Houston’s office to residential conversion
Writer: Andrea Teran
February 2024 — In response to evolving trends in office models and the shifting dynamics of workplace preferences, cities across North America, including Houston, are reimagining the use of their urban spaces. A significant trend emerging from these shifts is the conversion of outdated office buildings into residential units, a strategy aimed at revitalizing urban centers and mitigating housing shortages.
“Cities really don’t have a huge choice in this if they want to protect their tax base, they’re going to have to do something about these buildings,” noted Kelly Farrell, residential leader at Gensler as cited by the Houston Chronicle.
The primary motive driving the conversion of office spaces to residential units in Houston is the high vacancy rates in downtown office buildings, exacerbated by the pandemic. With office vacancy rates soaring over 25%, according to AECOM’s Downtown Houston Office Conversion Study, the city faces a pressing need to repurpose these spaces to maintain the vibrancy and economic health of its downtown area. This shift not only addresses the issue of underutilized real estate but also aligns with broader urban development goals, such as increasing downtown residential populations and diversifying the use of spaces to include housing, retail, and leisure facilities.
To encourage developers to undertake office-to-residential conversion projects, Houston has been exploring various tax incentives and financial models. One proposal under consideration is offering developers up to 75% of the incremental increase in property tax values over 15 years, with a more generous program potentially covering 100% over 30 years if additional government entities participate. These incentives are designed to make conversion projects financially viable by offsetting the substantial costs associated with transforming office spaces into habitable residential units, including extensive renovations and compliance with residential building codes.

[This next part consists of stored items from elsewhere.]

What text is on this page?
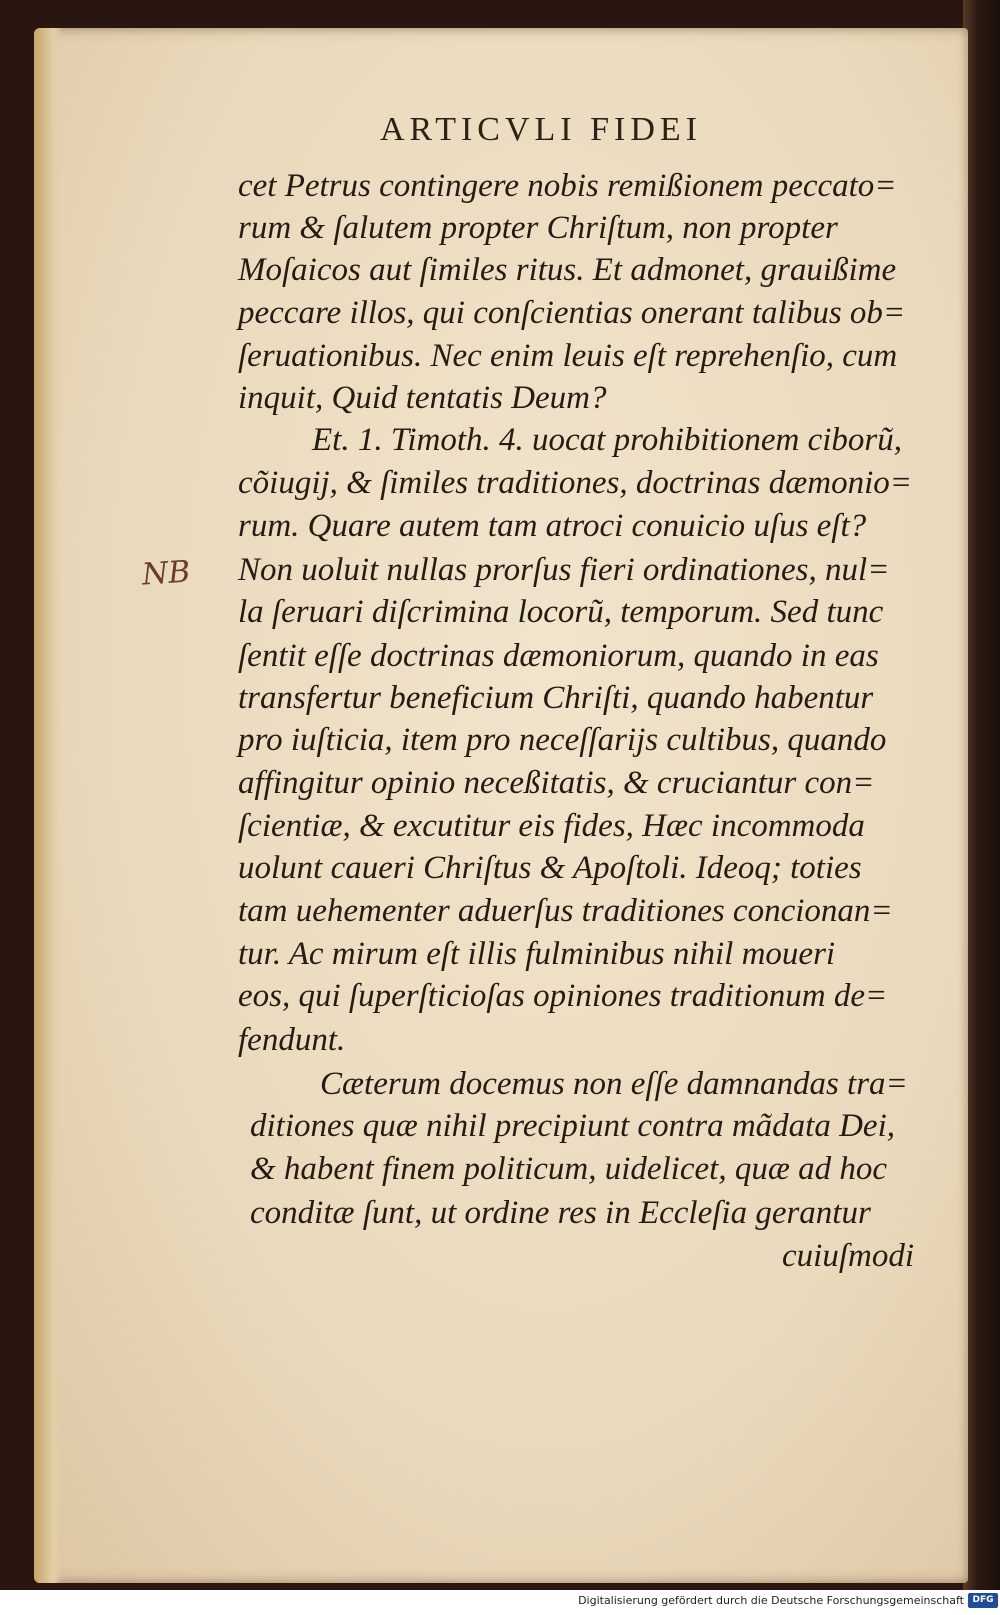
ARTICVLI FIDEI
cet Petrus contingere nobis remißionem peccato=
rum & ſalutem propter Chriſtum, non propter
Moſaicos aut ſimiles ritus. Et admonet, grauißime
peccare illos, qui conſcientias onerant talibus ob=
ſeruationibus. Nec enim leuis eſt reprehenſio, cum
inquit, Quid tentatis Deum?
Et. 1. Timoth. 4. uocat prohibitionem ciborũ,
cõiugij, & ſimiles traditiones, doctrinas dæmonio=
rum. Quare autem tam atroci conuicio uſus eſt?
Non uoluit nullas prorſus fieri ordinationes, nul=
la ſeruari diſcrimina locorũ, temporum. Sed tunc
ſentit eſſe doctrinas dæmoniorum, quando in eas
transfertur beneficium Chriſti, quando habentur
pro iuſticia, item pro neceſſarijs cultibus, quando
affingitur opinio neceßitatis, & cruciantur con=
ſcientiæ, & excutitur eis fides, Hæc incommoda
uolunt caueri Chriſtus & Apoſtoli. Ideoq; toties
tam uehementer aduerſus traditiones concionan=
tur. Ac mirum eſt illis fulminibus nihil moueri
eos, qui ſuperſticioſas opiniones traditionum de=
fendunt.
Cæterum docemus non eſſe damnandas tra=
ditiones quæ nihil precipiunt contra mãdata Dei,
& habent finem politicum, uidelicet, quæ ad hoc
conditæ ſunt, ut ordine res in Eccleſia gerantur
cuiuſmodi
NB
Digitalisierung gefördert durch die Deutsche Forschungsgemeinschaft DFG
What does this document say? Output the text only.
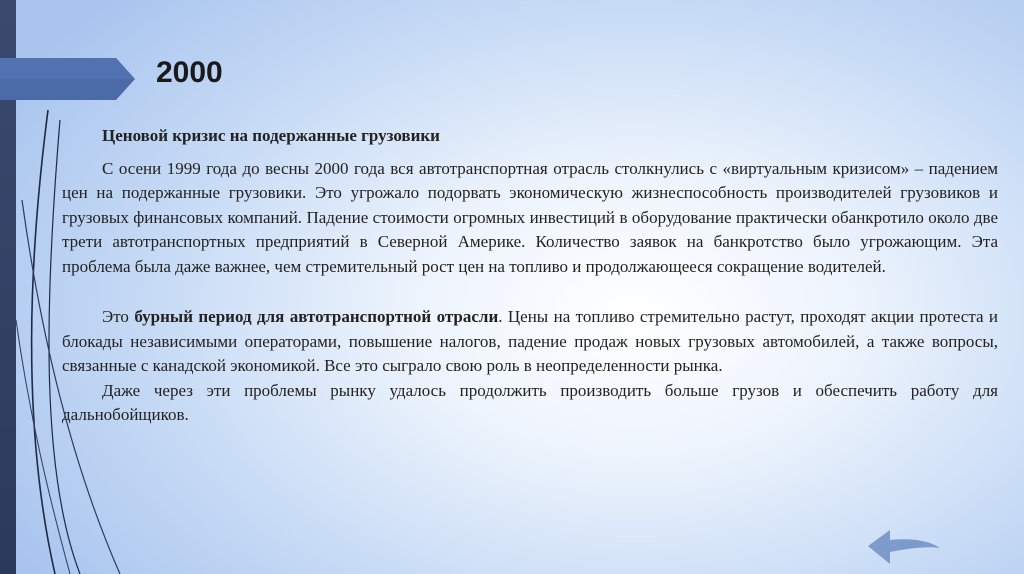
2000

Ценовой кризис на подержанные грузовики

С осени 1999 года до весны 2000 года вся автотранспортная отрасль столкнулись с «виртуальным кризисом» – падением цен на подержанные грузовики. Это угрожало подорвать экономическую жизнеспособность производителей грузовиков и грузовых финансовых компаний. Падение стоимости огромных инвестиций в оборудование практически обанкротило около две трети автотранспортных предприятий в Северной Америке. Количество заявок на банкротство было угрожающим. Эта проблема была даже важнее, чем стремительный рост цен на топливо и продолжающееся сокращение водителей.

Это бурный период для автотранспортной отрасли. Цены на топливо стремительно растут, проходят акции протеста и блокады независимыми операторами, повышение налогов, падение продаж новых грузовых автомобилей, а также вопросы, связанные с канадской экономикой. Все это сыграло свою роль в неопределенности рынка.

Даже через эти проблемы рынку удалось продолжить производить больше грузов и обеспечить работу для дальнобойщиков.
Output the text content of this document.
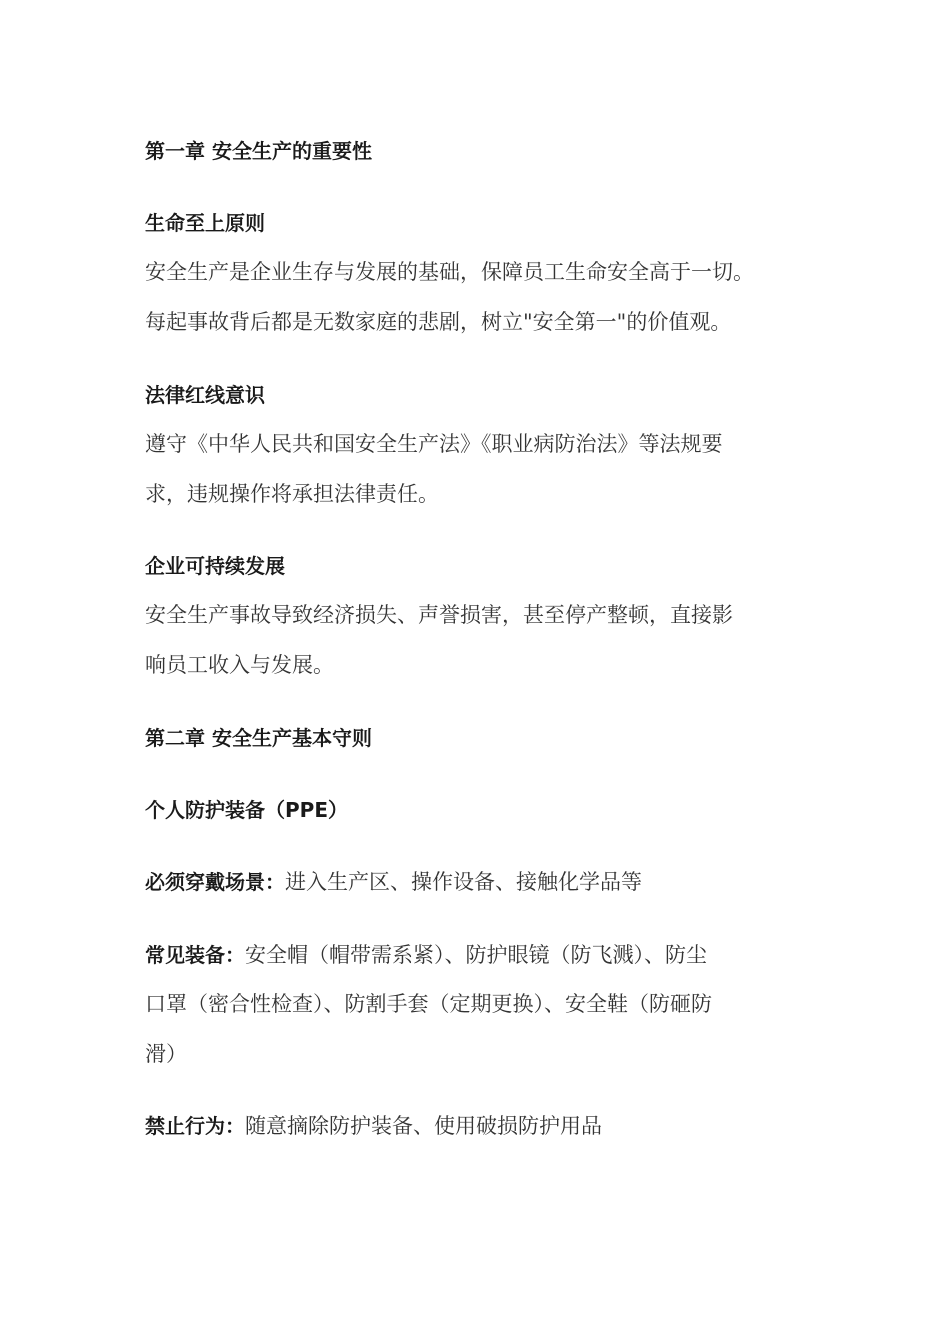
第一章 安全生产的重要性
生命至上原则
安全生产是企业生存与发展的基础，保障员工生命安全高于一切。
每起事故背后都是无数家庭的悲剧，树立"安全第一"的价值观。
法律红线意识
遵守《中华人民共和国安全生产法》《职业病防治法》等法规要
求，违规操作将承担法律责任。
企业可持续发展
安全生产事故导致经济损失、声誉损害，甚至停产整顿，直接影
响员工收入与发展。
第二章 安全生产基本守则
个人防护装备（PPE）
必须穿戴场景：进入生产区、操作设备、接触化学品等
常见装备：安全帽（帽带需系紧）、防护眼镜（防飞溅）、防尘
口罩（密合性检查）、防割手套（定期更换）、安全鞋（防砸防
滑）
禁止行为：随意摘除防护装备、使用破损防护用品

“When we (did the original) Downtown Living Initiative it was a fairly simple formula. … Anything we do here — if we do anything — is going to have to be a whole lot more complicated and focused,” Andy Icken, chief economic development official for the city, highlighted the complexity of such incentives to the Houston Chronicle.
One of the largest office-to-residential conversion projects in downtown Houston is the transformation of a 20-story office tower at 1801 Smith into Elev8, a 372-unit apartment complex. This project, spearheaded by Florida-based DeBartolo Development, exemplifies the potential for converting outdated office buildings into luxury residential spaces, complete with modern amenities such as indoor pools, fitness centers, and gourmet kitchens.
In the Energy Corridor, the conversion of the 19-story Three Westlake office tower into a 311-unit apartment building outside the downtown area. This project illustrates the potential for office-to-residential conversions even in submarkets that traditionally have strong office demand. It highlights a strategic approach to addressing both the surplus of office space and the demand for residential units in Houston’s diverse neighborhoods.
The trend of converting underutilized buildings extends beyond office spaces to include hospitality properties. As exemplified by the transformation of the former Hilton Houston Galleria at 6780 Southwest Freeway into a multifamily complex. A project led by Los Angeles-based developer Bryan Kang’s Dos Lagos Asset, with an estimated cost of $40 million.